After fixing up 2), you can go on to 3) in a similar way. If you think it was tedious before, just keep going!

 

[CoinToss]

Hello Vickson,

So it would change the scenario if the events were independent. Then if events A, B, C and D could occur without the other(s) happening the 2nd post would be correct?

I think I will get back to this after I familiarize myself with set algebra.
Thanks for your inspection of the equations.

 

[Ray Vickson]

Hello Vickson,

So it would change the scenario if the events were independent. Then if events A, B, C and D could occur without the other(s) happening the 2nd post would be correct?

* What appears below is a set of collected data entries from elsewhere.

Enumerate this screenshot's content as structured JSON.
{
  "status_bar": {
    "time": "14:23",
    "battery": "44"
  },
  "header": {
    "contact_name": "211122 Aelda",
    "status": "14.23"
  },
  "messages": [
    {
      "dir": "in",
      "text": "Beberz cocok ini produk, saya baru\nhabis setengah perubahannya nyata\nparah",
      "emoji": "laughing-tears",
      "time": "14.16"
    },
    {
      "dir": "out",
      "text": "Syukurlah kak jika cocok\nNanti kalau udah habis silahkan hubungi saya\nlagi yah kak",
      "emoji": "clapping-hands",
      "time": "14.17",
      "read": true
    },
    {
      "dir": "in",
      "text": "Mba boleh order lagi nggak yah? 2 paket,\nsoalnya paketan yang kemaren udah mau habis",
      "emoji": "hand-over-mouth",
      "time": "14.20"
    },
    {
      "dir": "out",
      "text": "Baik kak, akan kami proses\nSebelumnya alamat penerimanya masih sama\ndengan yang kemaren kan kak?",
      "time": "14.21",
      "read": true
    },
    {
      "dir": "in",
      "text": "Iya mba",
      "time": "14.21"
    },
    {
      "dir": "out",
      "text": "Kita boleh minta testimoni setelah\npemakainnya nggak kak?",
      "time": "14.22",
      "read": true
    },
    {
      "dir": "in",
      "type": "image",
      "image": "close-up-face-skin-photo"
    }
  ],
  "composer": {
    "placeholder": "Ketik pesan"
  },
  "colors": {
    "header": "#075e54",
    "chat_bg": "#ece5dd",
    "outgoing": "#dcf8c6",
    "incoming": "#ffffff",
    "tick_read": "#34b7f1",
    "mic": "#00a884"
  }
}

I think I will get back to this after I familiarize myself with set algebra.
Thanks for your inspection of the equations.

The scenario does not change at all if the events are independent; the only thing that changes is whether or not you have P(AB) = P(A)*P(B) for example; you still have P(AB), etc., present in the final answer.